All’Auditorium Parco della musica di Roma
Il Dylan infinito
Senza chitarra (al pianoforte), un po' crooner un po' rocker, Bob Dylan ammalia ancora una volta in concerto con sonorità tutte nuove. Insomma, letteratura sì o no, un Nobel lo meritava comunque
Quando, a luci spente, la scena si è movimentata e i musicisti sono entrati, l’attesa si è trasformata in brivido. Quando poi quella figura minuta, in giacca di pelle e stivaletti chiari simil-texani, riconoscibile anche al buio, a passi lenti, con breve intercedere si è sistemata al pianoforte per dare inizio all’epifania, a quel punto è montato un applauso che non era un applauso, era un boato, un unico suono, fatto di mani e piedi che battevano per loro propria volontà, un rumore che si è fatto ovattato, avvolgente come panna montata. Tutto il pubblico della Sala Santa Cecilia dell’Auditorium Parco della musica di Roma, gremita, era consapevole: il Mito stava per manifestarsi e prendeva forma. Signori e signore, ecco a voi Bob Dylan.
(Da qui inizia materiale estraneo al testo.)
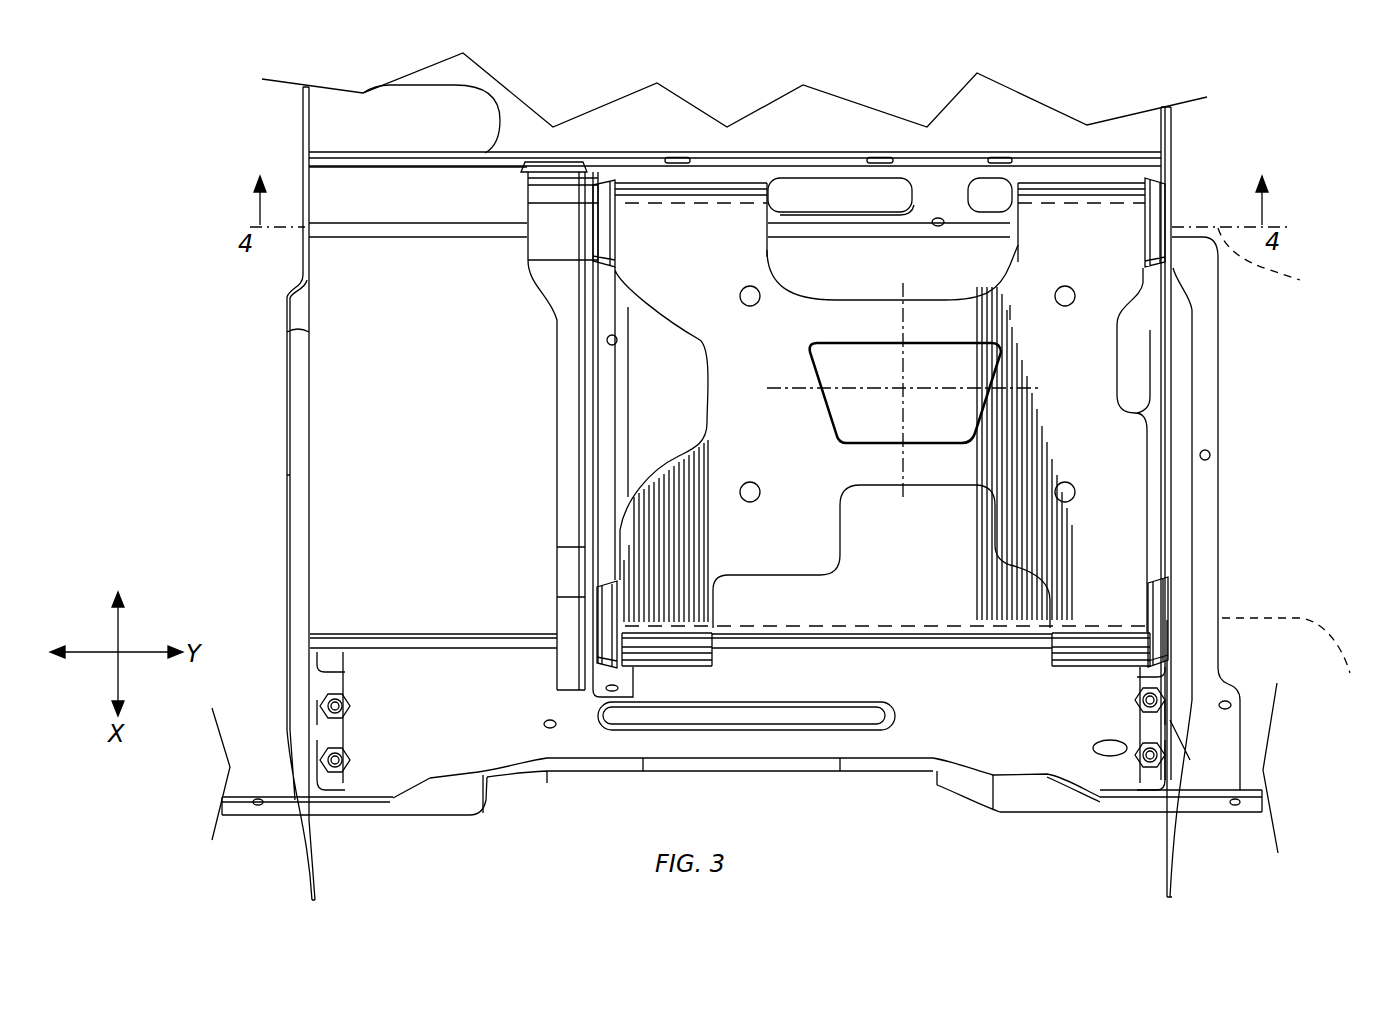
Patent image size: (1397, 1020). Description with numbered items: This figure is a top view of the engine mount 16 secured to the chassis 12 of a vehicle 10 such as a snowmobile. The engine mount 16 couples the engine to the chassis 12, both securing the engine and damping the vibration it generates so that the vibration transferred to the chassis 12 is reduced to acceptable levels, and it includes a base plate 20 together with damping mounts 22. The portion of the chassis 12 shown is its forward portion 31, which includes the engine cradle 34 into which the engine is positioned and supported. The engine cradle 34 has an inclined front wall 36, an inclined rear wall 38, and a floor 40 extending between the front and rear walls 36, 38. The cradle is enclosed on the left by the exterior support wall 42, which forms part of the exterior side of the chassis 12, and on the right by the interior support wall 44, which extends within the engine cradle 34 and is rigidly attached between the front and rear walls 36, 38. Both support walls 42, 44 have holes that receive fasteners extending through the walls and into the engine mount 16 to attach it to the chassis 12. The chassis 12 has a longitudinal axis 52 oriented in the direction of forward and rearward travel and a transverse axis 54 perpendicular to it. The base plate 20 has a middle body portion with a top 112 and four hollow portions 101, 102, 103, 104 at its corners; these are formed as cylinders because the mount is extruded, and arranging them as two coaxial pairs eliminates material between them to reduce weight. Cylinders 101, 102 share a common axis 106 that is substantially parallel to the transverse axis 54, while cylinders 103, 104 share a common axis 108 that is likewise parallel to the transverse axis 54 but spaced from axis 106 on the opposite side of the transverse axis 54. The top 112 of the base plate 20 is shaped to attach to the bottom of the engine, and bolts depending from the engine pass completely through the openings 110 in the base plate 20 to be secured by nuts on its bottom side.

Sono andata al secondo dei tre concerti romani del tour Never ending 2018 (l’ultimo è stasera, 5 aprile), tutti esauriti, un po’ dubbiosa, non lo nascondo. Non ho esitato, a novembre, a comprare il biglietto, ma poi la paura della delusione si è fatta strada, anche per la memoria di un concerto di moltissimi anni fa, al Palazzo dello Sport di Roma, in cui le stonature del nostro beniamino furono davvero eccessive anche per un orecchio poco educato. Incoraggiata da pareri e recensioni favorevoli e intimorita da racconti di persone che avevano abbandonato la sala insofferenti e deluse, ho tenuto duro. E ho fatto bene: il concerto è stato bello e sorprendente.
Puntuale come un impiegato, accompagnato da una band di prim’ordine in abito grigio e camicia scura, in un palcoscenico addobbato sobriamente da luci soffuse e da un’immagine sullo sfondo che ricordava i rastremati grattacieli newyorchesi e il ponte di Brooklyn, ha iniziato il suo show. Senza fare nessuna concessione alla nostra nostalgia, senza mai prendere la chitarra in mano, senza compiacere il pubblico né con un saluto, né facendogli accarezzare memorie lontane. Del resto, oltre agli ultrasessantenni e a molti stranieri, c’erano in sala tanti giovani determinati e consapevoli della portata dell’evento. E ai giovani Dylan sa ancora rivolgersi trasformando i suoi evergreen. Così, fondamentali capolavori come Don’t think twice It’s all right, Simple twist of Fate, Desolation row o Blowin’in the wind sono risultati appena riconoscibili, impastati com’erano di sonorità nuove, che ricordavano a volte le parti melodiche della colonna sonora di Pat Garrett e Billy the Kid, firmata da Dylan per il memorabile film diretto da Sam Peckinpah (1973) che lo ha anche vestito dei panni del personaggio Alias.
Chi ha seguito Bob Dylan in questi ultimi anni, attraverso i suoi album da cui ha tratto molti dei brani proposti – Modern Times (2006), Tempest (2012), fino ai più recenti Fallen Angels (2016) e Triplicate (triplo disco del 2017) – ha avuto il tempo di prepararsi allo stile di questi concerti. Fatto anche di rock duro e puro, di melodie ritmiche e ricorrenti, di elementi country e della sua voce roca ora sgranata in tonalità più basse, ora più lirica in brani tagliati su misura per atmosfere avvolgenti in cui dà il meglio di sé come novello crooner.
Di questo nuovo e diverso talento, non più solo folk, Bob ha dato prova nella serata romana, agguantando, a gambe larghe e con fare volitivo, l’asta del microfono come fosse una bella donna in posa di casqué e intonando addirittura Autumn Leaves (Le foglie morte). Convincente, non c’è che dire. E anche al piano sa quello che fa, senza farci troppo rimpiangere le sue doti di chitarrista. Un’ora e mezzo di musica ininterrotta e venti minuti di bis durante i quali il popolo del rock, che fin lì aveva seguito il concerto composto e assai comodamente seduto in poltrone numerate, ha riconquistato la sua natura, non ha resistito, si è alzato in piedi impossessato dal ritmo.
Insomma, con buona pace dei detrattori che gli hanno voltato le spalle a metà concerto imboccando l’uscita, Never ending tour 2018 è la dimostrazione che quella di Bob Dylan è davvero una storia infinita. E un’altra certezza che ho acquisito è che Nobel per la letteratura sì o Nobel per la letteratura no, io sono del partito che un Nobel apposta per lui andava magari inventato: per tutte le emozioni che ci ha dato e che sa ancora darci nel percorso, all’occorrenza lungo, delle nostre esistenze.